C’est une histoire de mémoire et de musique, de transmission et de résistance. Une histoire tissée sur les rives sud et nord de la Méditerranée, et qui, depuis vingt ans, prend corps chaque mois de juin à Marseille.
Du 11 au 14 juin 2025, la cité phocéenne accueillera la 20ᵉ édition du Festival Tamazgha, rendez-vous incontournable pour celles et ceux qui portent, célèbrent et réinventent la culture amazighe en diaspora.
Vingt années, c’est un cycle accompli. Celui d’un festival né dans l’ombre du silence, au lendemain des années noires et du déracinement. Un espace pensé non seulement comme scène artistique, mais comme lieu de parole, d’écoute et de réappropriation. À travers les chants, les langues, les formes graphiques ou les récits de vie, Tamazgha fait entendre ce que l’histoire officielle a trop souvent voulu taire.
L’art comme fil de transmission
Le programme de cette édition anniversaire est fidèle à cet esprit. Il s’ouvrira, le mercredi 11 juin, par un atelier de pratique musicale – lieu de passage de témoin, de gestes et de rythmes anciens. Le jeudi 12 juin, ce sera à l’écriture de se déployer : un atelier de calligraphie en tifinagh, l’alphabet amazigh, permettra d’entrer dans la matérialité des signes, dans ce qu’ils charrient de mémoire et de résistance.
Le vendredi 13 juin, la conférence de Farida Aït Ferroukh, musicienne et chercheuse, viendra poser des balises : celles d’un itinéraire musical entre les deux rives, entre les racines kabyles et les scènes urbaines, entre héritage et création. Une parole rare, à la croisée de l’intime et du politique.

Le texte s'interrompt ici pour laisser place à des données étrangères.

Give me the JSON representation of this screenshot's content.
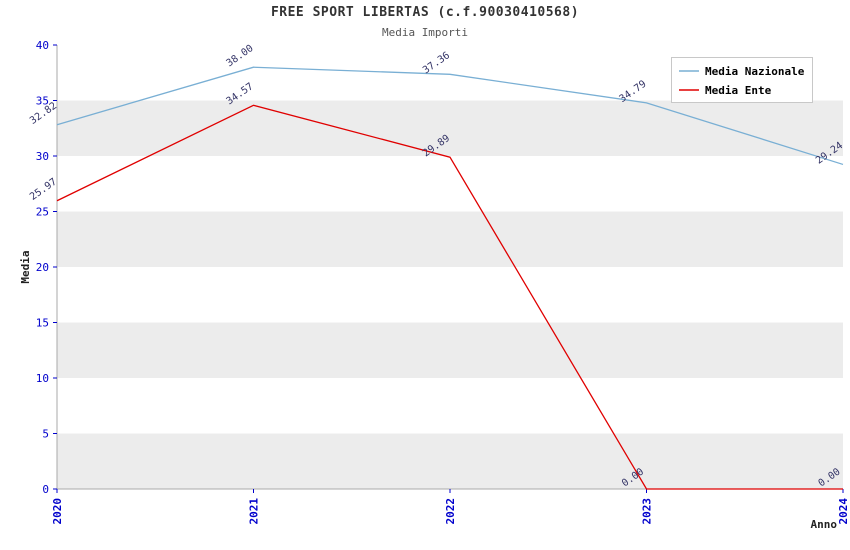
{
  "header": {
    "title": "FREE SPORT LIBERTAS (c.f.90030410568)",
    "subtitle": "Media Importi"
  },
  "chart_data": {
    "type": "line",
    "x": [
      2020,
      2021,
      2022,
      2023,
      2024
    ],
    "series": [
      {
        "name": "Media Nazionale",
        "color": "#79afd4",
        "values": [
          32.82,
          38.0,
          37.36,
          34.79,
          29.24
        ]
      },
      {
        "name": "Media Ente",
        "color": "#e00000",
        "values": [
          25.97,
          34.57,
          29.89,
          0.0,
          0.0
        ]
      }
    ],
    "xlabel": "Anno",
    "ylabel": "Media",
    "ylim": [
      0,
      40
    ],
    "yticks": [
      0,
      5,
      10,
      15,
      20,
      25,
      30,
      35,
      40
    ],
    "legend_position": "top-right",
    "grid": "horizontal-bands",
    "band_colors": [
      "#ececec",
      "#ffffff"
    ],
    "tick_color": "#0000cc",
    "value_label_color": "#333366"
  }
}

Une constellation d’artistes pour un concert-mémoire
Mais c’est le samedi 14 juin, au Théâtre de la Sucrière, que la fête atteindra son apogée. Une grande soirée musicale réunira plusieurs générations d’artistes amazighs : Yelli Yelli, voix métisse et aérienne ; Ymaï, fusion aux accents poétiques ; Ideflawen, groupe historique engagé ; Hamid Matoub, Si Moh, Ali Ferhati, Chenoud, et Djaffar Aït Menguellet, héritier d’un nom, d’une parole, d’un combat.

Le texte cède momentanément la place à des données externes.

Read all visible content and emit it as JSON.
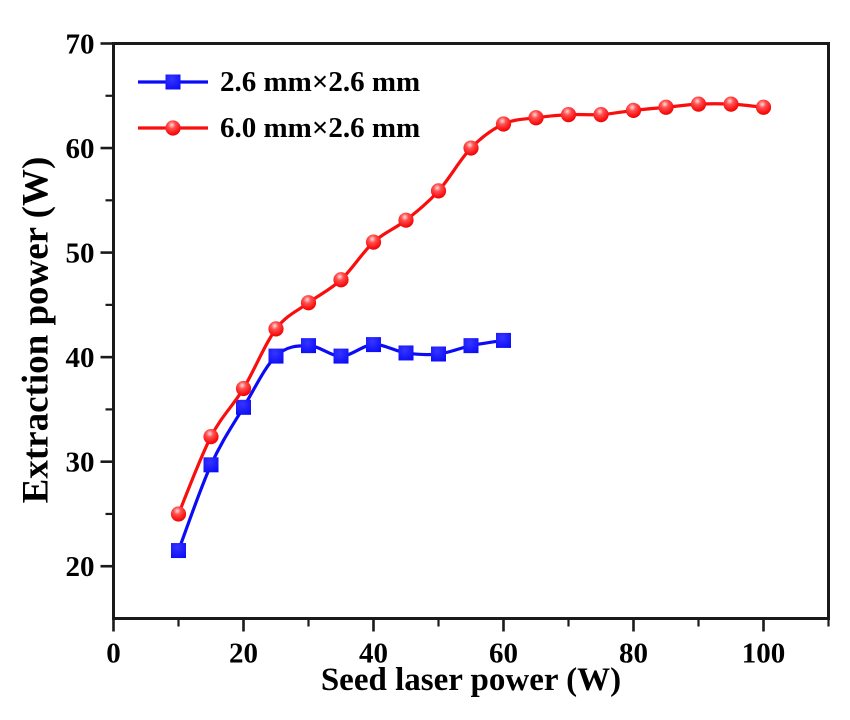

Ce concert, loin d’être une simple célébration, s’annonce comme un moment de communion : une traversée musicale des vingt dernières années, des mémoires qu’on exilait aux identités qu’on affirme.
Tamazgha, territoire imaginaire et réel
Tamazgha, ce n’est pas seulement un festival. C’est un mot qui désigne un pays sans frontières étatiques : celui des peuples amazighs, dispersés, parfois niés, mais toujours debout. À Marseille, ce mot devient espace. Il devient scène. Il devient rencontre.
Alors que les vents de l’uniformisation soufflent toujours plus fort, le Festival Tamazgha persiste à opposer à l’oubli la force des voix, à l’effacement la beauté des langues, à la violence de l’histoire officielle les nuances de la culture vivante.